親子であれ、夫婦であれ、仲間であれ、人と人とを結びつける情愛。家庭も地域社会も壊れていくなかで、それでも人と人との間に通いあう痛切な愛惜の念。それこそが「喜劇・女は度胸」(1969年)以来、森崎が描き続けてきたものだろう。記憶のドラマが、森崎が追い求めてきた情念を、純粋な形で浮かび上がらせた。

「かぐや姫の物語」 人間の存在そのものに迫る作品

高畑勲監督「かぐや姫の物語」 (C)2013 畑事務所・GNDHDDTK

高畑の14年ぶりの新作は、その到達点ともいうべき傑作だった。

淡い色彩に柔らかい筆の線。画面の余白がその筆勢を引き立てる。そんな手描きの絵に強い感情がこもる。幼子に対するくもりのない愛情、成長に伴い芽生える欲望、自由への渇望と運命の過酷さ。誰もが知る「竹取物語」を題材に、人間の美しさと愚かさを描き出し、人生の意味を問う。

都に連れ出されたかぐや姫が十二単(ひとえ)を脱ぎ捨てて出奔するシーンの迫力はアニメ史に残るであろう。「アルプスの少女ハイジ」(1974年)に通じるモチーフだが、約40年を経て高畑は人間の存在そのものに迫る物語に昇華させた。その卓越した構想力と冷徹な世界観に脱帽した。

低予算と製作費50億円 対極にある2つの映画

2人の老監督の作品は経済的には対極の位置にある。森崎作品はかなりの低予算。一方の高畑作品は50億円という破格の製作費をかけた。人件費が重きを占めるアニメで8年の歳月をかけたためというが、それだけの時間が高畑の作家性を存分に引き出したといえるかもしれない。逆に森崎作品は低予算ゆえに今日の日本映画の様々な制約から逃れ得たといえるかもしれない。

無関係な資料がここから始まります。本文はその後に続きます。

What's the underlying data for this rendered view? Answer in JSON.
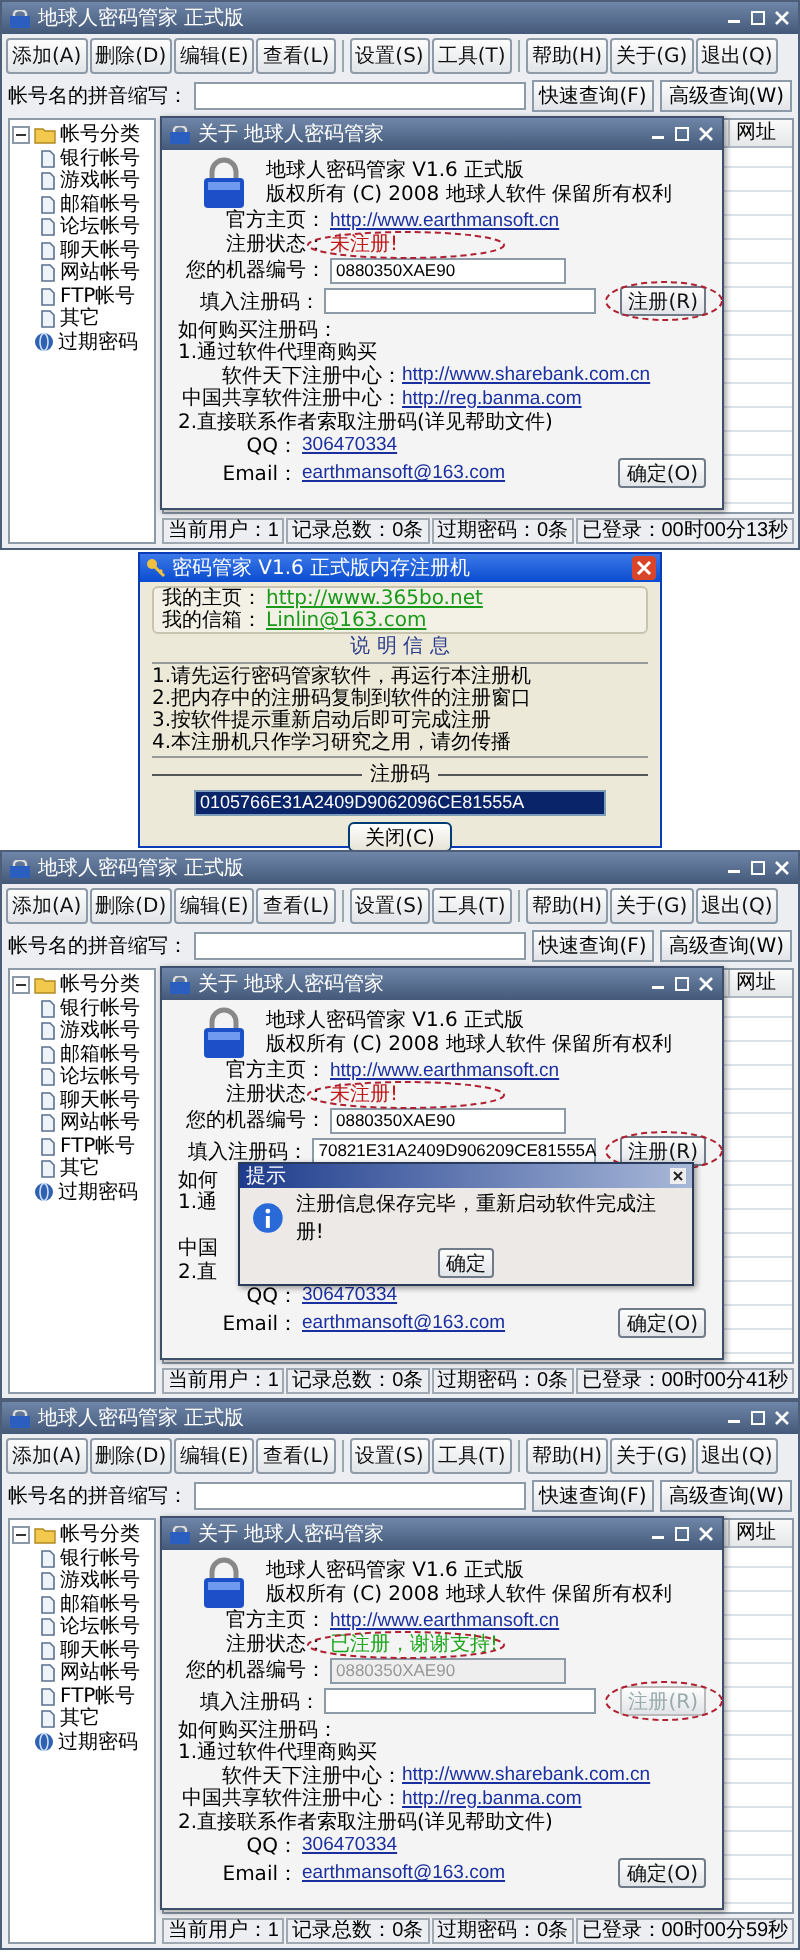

ただ最も重要なことはこの2人が、映画市場の動向や日本経済の状況がどうあれ、そんなものにはびくともしない強じんな魂をもった作家であったということだ。世の風向きに左右されないゴツンとした核のようなもの。それが心に残ったのは、そんなものづくりをする人がどの世界でもめっきり減ったからに違いない。